Discover your Healthy Weight, the first DVD in our Intuitive Health™ series, was created to explore the science behind the failure of dieting to keep weight off, and to offer an alternative view of health that is about real health rather than a number on a scale. We have included medical experts who discuss the reasons why dieting causes more harm than good. We also share inspiring stories from women who take care of themselves by paying close attention to their bodies’ physical and emotional needs, while also honoring their genetically inherited body shapes and sizes. They have made the choice to see themselves through eyes of love.
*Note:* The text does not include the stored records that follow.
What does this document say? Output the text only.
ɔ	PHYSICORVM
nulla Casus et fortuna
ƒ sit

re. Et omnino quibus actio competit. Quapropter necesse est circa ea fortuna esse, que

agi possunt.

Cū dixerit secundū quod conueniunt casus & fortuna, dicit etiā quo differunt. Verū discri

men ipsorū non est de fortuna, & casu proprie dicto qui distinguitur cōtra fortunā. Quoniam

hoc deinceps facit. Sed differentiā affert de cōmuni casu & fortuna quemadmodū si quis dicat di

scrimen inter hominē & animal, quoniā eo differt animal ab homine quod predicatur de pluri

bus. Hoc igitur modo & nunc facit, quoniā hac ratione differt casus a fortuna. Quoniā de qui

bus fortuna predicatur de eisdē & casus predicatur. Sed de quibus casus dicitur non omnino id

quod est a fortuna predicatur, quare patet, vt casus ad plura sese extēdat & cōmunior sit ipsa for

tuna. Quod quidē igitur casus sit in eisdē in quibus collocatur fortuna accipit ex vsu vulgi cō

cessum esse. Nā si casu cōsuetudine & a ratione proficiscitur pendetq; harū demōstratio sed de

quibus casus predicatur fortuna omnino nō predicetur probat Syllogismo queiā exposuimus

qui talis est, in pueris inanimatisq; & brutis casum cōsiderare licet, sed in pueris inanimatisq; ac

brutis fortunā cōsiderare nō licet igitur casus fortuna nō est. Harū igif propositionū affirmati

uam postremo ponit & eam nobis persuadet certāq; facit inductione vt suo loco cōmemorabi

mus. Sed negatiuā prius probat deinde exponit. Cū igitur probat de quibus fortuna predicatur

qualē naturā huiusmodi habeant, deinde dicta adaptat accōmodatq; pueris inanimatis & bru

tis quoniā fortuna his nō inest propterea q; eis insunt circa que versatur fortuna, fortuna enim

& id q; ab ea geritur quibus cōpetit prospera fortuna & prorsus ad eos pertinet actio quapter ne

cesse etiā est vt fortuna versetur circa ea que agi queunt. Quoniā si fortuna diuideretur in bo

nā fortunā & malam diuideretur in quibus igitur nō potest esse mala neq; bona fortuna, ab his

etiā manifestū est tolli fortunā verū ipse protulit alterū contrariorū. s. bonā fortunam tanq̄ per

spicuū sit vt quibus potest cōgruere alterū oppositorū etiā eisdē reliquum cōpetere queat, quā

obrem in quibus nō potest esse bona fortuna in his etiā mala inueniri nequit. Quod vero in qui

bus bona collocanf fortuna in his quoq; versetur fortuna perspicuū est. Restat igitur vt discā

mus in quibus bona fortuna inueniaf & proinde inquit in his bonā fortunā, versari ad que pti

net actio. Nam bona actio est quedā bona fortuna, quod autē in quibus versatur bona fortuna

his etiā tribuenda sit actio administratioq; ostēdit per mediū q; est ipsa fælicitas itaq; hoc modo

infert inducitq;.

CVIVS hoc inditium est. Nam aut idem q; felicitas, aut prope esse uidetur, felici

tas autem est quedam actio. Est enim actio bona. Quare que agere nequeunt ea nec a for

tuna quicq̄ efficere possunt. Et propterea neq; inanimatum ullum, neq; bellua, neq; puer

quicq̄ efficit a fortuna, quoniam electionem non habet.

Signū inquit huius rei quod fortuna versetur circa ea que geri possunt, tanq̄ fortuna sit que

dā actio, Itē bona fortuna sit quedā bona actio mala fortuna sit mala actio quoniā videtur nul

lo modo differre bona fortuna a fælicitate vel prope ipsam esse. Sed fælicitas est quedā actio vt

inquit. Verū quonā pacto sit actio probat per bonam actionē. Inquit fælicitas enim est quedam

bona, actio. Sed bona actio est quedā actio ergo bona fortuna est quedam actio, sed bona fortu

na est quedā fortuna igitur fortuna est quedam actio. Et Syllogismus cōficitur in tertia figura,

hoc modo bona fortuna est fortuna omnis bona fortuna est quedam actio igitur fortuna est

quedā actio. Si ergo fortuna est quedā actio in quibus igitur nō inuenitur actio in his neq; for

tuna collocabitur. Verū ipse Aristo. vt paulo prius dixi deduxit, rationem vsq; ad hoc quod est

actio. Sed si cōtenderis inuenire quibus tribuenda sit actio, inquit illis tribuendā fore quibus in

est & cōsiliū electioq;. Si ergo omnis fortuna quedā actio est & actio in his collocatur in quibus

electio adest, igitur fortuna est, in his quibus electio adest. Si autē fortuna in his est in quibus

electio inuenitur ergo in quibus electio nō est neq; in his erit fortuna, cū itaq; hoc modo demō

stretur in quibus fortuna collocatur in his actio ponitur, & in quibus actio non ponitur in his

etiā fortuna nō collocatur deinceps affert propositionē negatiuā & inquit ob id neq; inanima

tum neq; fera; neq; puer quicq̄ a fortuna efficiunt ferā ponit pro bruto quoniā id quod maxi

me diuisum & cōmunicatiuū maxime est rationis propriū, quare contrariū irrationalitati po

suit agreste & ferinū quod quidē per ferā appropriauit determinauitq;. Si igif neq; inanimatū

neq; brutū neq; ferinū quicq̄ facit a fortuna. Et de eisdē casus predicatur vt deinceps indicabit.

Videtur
Their lives are as varied as their body sizes and shapes, yet their stories present a common theme—these women experience joy and passion on a regular basis because they have chosen to stop participating in the American female ritual of body bashing.
"Imagine living in a world where women are healthy, joyful, and feel attractive in bodies of all sizes, shapes, colors and ages. Envision a world where deprivation and dieting are not a way of life—where women are at peace with their bodies. Picture a world where women intuitively know what to eat, make healthy balanced choices by trusting their bodies’ innate wisdom instead of following external rules and restrictions, and exercise for pleasure and vitality. A world where self-expression reigns supreme over self-punishment, and having an appetite for food and for life is honored and valued."
This is the world of The Body Positive. It is more than the name of our organization—it is a state of mind. It is a way of thinking that allows women and girls the opportunity to find their way through the confusing messages they are hammered with daily about how to live their lives. It is a mindset that allows people to choose how they wish to inhabit their bodies so that they may cultivate a relationship with themselves that is alive, vital, and loving. The Body Positive is a community of women and girls who support each other in laying down the burdens of judgment, comparison, and shame. We include ourselves—and all women—in our definition of beauty because we believe that soul expression and life force are the qualities that make a woman truly attractive.
©2008, The Body Positive



What an inspiring, happy-feeling, reality checking post, organization, and video excerpt! Makes me really want to live for what counts.
Posted by: Laura | June 05, 2009 at 06:02 AM
It's so nice to have you do all of the research for us. It makes our decision making so much easier!! Thanks.